Is there any legislation before Congress concerning S corporations?

In large part due to the increased avoidance of employment taxes, Congress is looking to pass legislation that will do away with any reasonable allocation between wages and S corporation earnings. House Bill 4213 proposes to tax all earnings from select S corporations as self-employment income subject to self-employment tax. This would eliminate any planning with reasonable allocation arrangements.

The current proposal would apply to any S corporation that has, as a significant asset, the business reputation of three or fewer persons. For example, the earnings of a law firm owned by two attorneys who are also the only persons performing legal services on behalf of the firm would be completely subject to self-employment taxes whether paid as wages or distributed as S corporation earnings.

Standards such as significant assets and business reputation of three or fewer persons will inevitably require further guidance from Congress or the Treasury. If the legislation becomes law, it also will inevitably lead taxpayers to merge or add other employees to avoid the application of these new rules.
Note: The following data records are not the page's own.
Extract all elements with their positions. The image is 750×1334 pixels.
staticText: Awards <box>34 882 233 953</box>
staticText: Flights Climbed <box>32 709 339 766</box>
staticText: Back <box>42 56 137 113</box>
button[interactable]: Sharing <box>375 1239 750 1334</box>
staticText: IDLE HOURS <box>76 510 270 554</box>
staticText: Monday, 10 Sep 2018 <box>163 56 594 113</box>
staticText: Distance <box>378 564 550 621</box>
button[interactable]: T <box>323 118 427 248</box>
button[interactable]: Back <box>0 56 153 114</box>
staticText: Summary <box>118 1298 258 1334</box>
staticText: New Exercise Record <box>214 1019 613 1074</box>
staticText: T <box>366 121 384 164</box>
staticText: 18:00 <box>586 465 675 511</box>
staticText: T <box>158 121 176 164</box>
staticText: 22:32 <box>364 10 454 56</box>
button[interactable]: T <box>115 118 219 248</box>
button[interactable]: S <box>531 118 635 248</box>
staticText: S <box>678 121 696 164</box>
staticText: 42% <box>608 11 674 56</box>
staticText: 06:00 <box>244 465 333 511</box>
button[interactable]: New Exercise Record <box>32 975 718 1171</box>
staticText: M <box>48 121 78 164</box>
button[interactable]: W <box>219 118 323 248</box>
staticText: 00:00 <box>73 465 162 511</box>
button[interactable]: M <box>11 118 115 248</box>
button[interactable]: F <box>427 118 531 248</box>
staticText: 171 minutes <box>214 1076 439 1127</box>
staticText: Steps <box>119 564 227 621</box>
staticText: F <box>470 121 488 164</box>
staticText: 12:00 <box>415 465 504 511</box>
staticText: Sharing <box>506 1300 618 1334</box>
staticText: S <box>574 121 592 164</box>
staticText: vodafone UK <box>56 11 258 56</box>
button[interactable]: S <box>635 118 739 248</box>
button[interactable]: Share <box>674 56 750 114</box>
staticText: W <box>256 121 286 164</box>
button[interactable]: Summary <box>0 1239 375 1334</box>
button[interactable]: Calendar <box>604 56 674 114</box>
Are there advantages to the proposed legislation?

Early in the development of S corporations as a choice of business entity, shareholders attempted to include the earnings from the S corporations as self-employment income for purposes of funding their own qualified retirement plans.

The IRS ruled quickly on these attempts and concluded that because S corporation earnings were not subject to self-employment tax, they could not be considered as self-employment income for purposes of funding qualified retirement plans.

It remains to be seen how the new legislation will impact qualified retirement planning.